📄 Everything Always Makes Sense In Your Buyer's World

It’s often said that humans are incredibly irrational creatures, but it's not that simple.

People simply have an operating system that’s far more complex than we realise, and that makes things look irrational. But everybody has internal rules and biases and preferences and tendencies and fears and so on, and all of that works together in their mind, all of it invisible to us, and fully logical to them.

All that we see is their behaviour, and we have very little idea of what all else goes on under the hood.

So, you see someone doing something that looks completely irrational, including roundly ignoring your very astute and logical reasoning on why another action would make more sense…?

Then you need to realise that in their world, they’re making perfect sense. "All completely logical, here - sound reasoning, you see?"

And then you go: “Yeah, no, but... hear me out...” and right there, you lose the race and they dig their heels in even deeper.

Or think of a buyer who needs help - but instead of hiring you to improve team performance, they hire a sales team, and that could put them at all kinds of risk, when more buyers show up but team performance isn't up to speed for handling the flux of new buyers. Not a good idea, but for them, in their world, hiring for sales is the sensible thing to do.

Or consider a hot prospect, all engaged and on-board with your coaching programme, to help them write their book - but then they say they need to wait till next year?

They’ve got a reason for that, and it makes sense to them, even if objectively they might be making a mistake.

Client completely borking up the marketing implementation they bought from you, because they keep messing with the copy?

Yep, those edits had to be made. Obviously.

There are a million ways to look at a situation and make a decision about it, and everyone does the best they can with the means they've got.

No matter how illogical something might seem to you, you need to remember that it always makes sense for the other person.

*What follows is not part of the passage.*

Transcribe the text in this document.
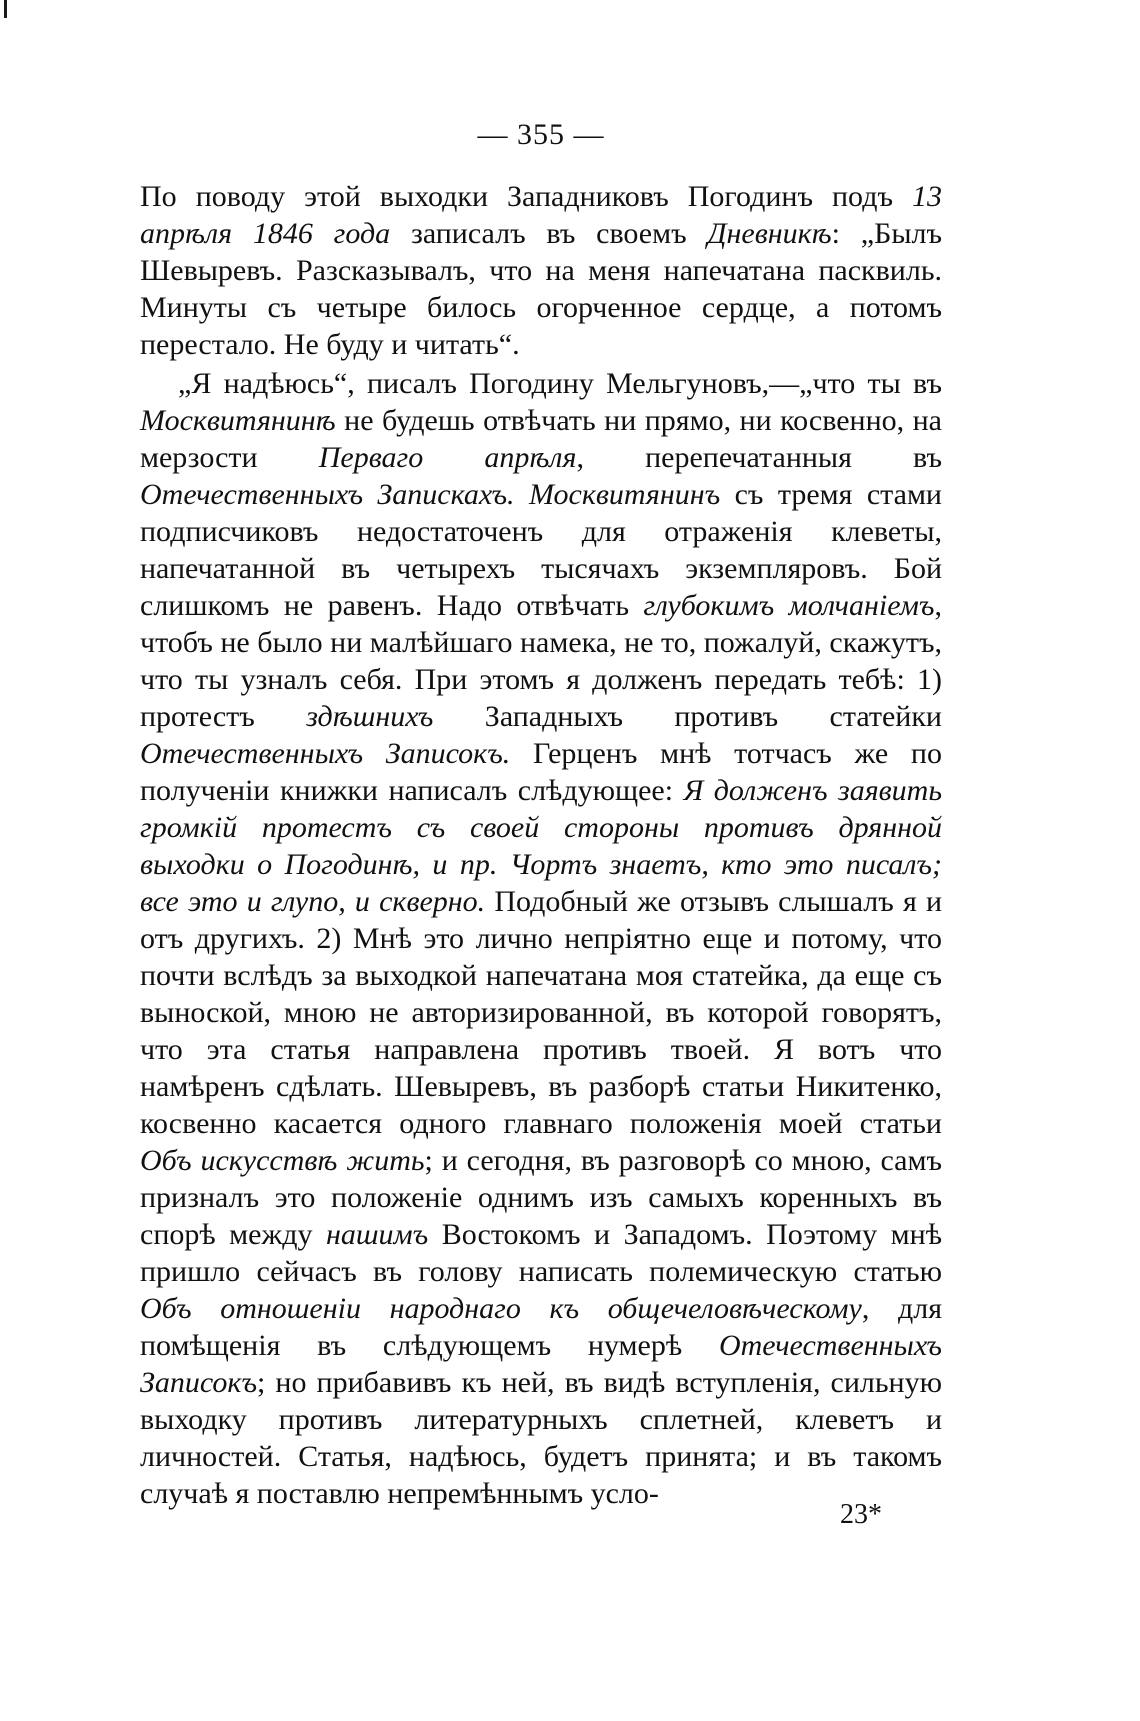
— 355 —

По поводу этой выходки Западниковъ Погодинъ подъ 13 апрѣля 1846 года записалъ въ своемъ Дневникѣ: „Былъ Шевыревъ. Разсказывалъ, что на меня напечатана пасквиль. Минуты съ четыре билось огорченное сердце, а потомъ перестало. Не буду и читать“.

„Я надѣюсь“, писалъ Погодину Мельгуновъ,—„что ты въ Москвитянинѣ не будешь отвѣчать ни прямо, ни косвенно, на мерзости Перваго апрѣля, перепечатанныя въ Отечественныхъ Запискахъ. Москвитянинъ съ тремя стами подписчиковъ недостаточенъ для отраженія клеветы, напечатанной въ четырехъ тысячахъ экземпляровъ. Бой слишкомъ не равенъ. Надо отвѣчать глубокимъ молчаніемъ, чтобъ не было ни малѣйшаго намека, не то, пожалуй, скажутъ, что ты узналъ себя. При этомъ я долженъ передать тебѣ: 1) протестъ здѣшнихъ Западныхъ противъ статейки Отечественныхъ Записокъ. Герценъ мнѣ тотчасъ же по полученіи книжки написалъ слѣдующее: Я долженъ заявить громкій протестъ съ своей стороны противъ дрянной выходки о Погодинѣ, и пр. Чортъ знаетъ, кто это писалъ; все это и глупо, и скверно. Подобный же отзывъ слышалъ я и отъ другихъ. 2) Мнѣ это лично непріятно еще и потому, что почти вслѣдъ за выходкой напечатана моя статейка, да еще съ выноской, мною не авторизированной, въ которой говорятъ, что эта статья направлена противъ твоей. Я вотъ что намѣренъ сдѣлать. Шевыревъ, въ разборѣ статьи Никитенко, косвенно касается одного главнаго положенія моей статьи Объ искусствѣ жить; и сегодня, въ разговорѣ со мною, самъ призналъ это положеніе однимъ изъ самыхъ коренныхъ въ спорѣ между нашимъ Востокомъ и Западомъ. Поэтому мнѣ пришло сейчасъ въ голову написать полемическую статью Объ отношеніи народнаго къ общечеловѣческому, для помѣщенія въ слѣдующемъ нумерѣ Отечественныхъ Записокъ; но прибавивъ къ ней, въ видѣ вступленія, сильную выходку противъ литературныхъ сплетней, клеветъ и личностей. Статья, надѣюсь, будетъ принята; и въ такомъ случаѣ я поставлю непремѣннымъ усло-

23*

And when you’re dealing with buyers, you need to be careful not to fall into the irrationality trap, and dismiss something as illogical.

Because when you do that, you end up trying to change their mind, reasoning with them, have them see they're not making sense.

And that brings two problems: The more we're told we're not making sense, the harder we will defend our position, and also:

When you reason with people, you speak to the rational part of the mind, but most of the internal sense-making happens on a subconscious level, and you can't reason the subconscious into changing the mind. Just won't happen.

So instead, when you see people do or say something illogical, you need to ask them questions that help them identify the flaws in their logic.

"Tell me how you got to that decision?"

"What's the opportunity cost there?"

"If that hypothesis turns out incorrect, what will break or go wrong?"

"Suppose online advertising was banned, and not an option. What other options would you explore?"

These are just examples - there's a ton of ways to approach and break through illogical things.

The trick is to ask calibrated questions, that shift their perspective, have them explore and reflect, so that you can have a deeper, more helpful conversation with them.

Very possibly, they'll even realise they were missing something, and update their logic, and that might just help you two move closer to a sale.

Either way: the one thing to not do, is try to reason with people in order to have them see they're not being logical.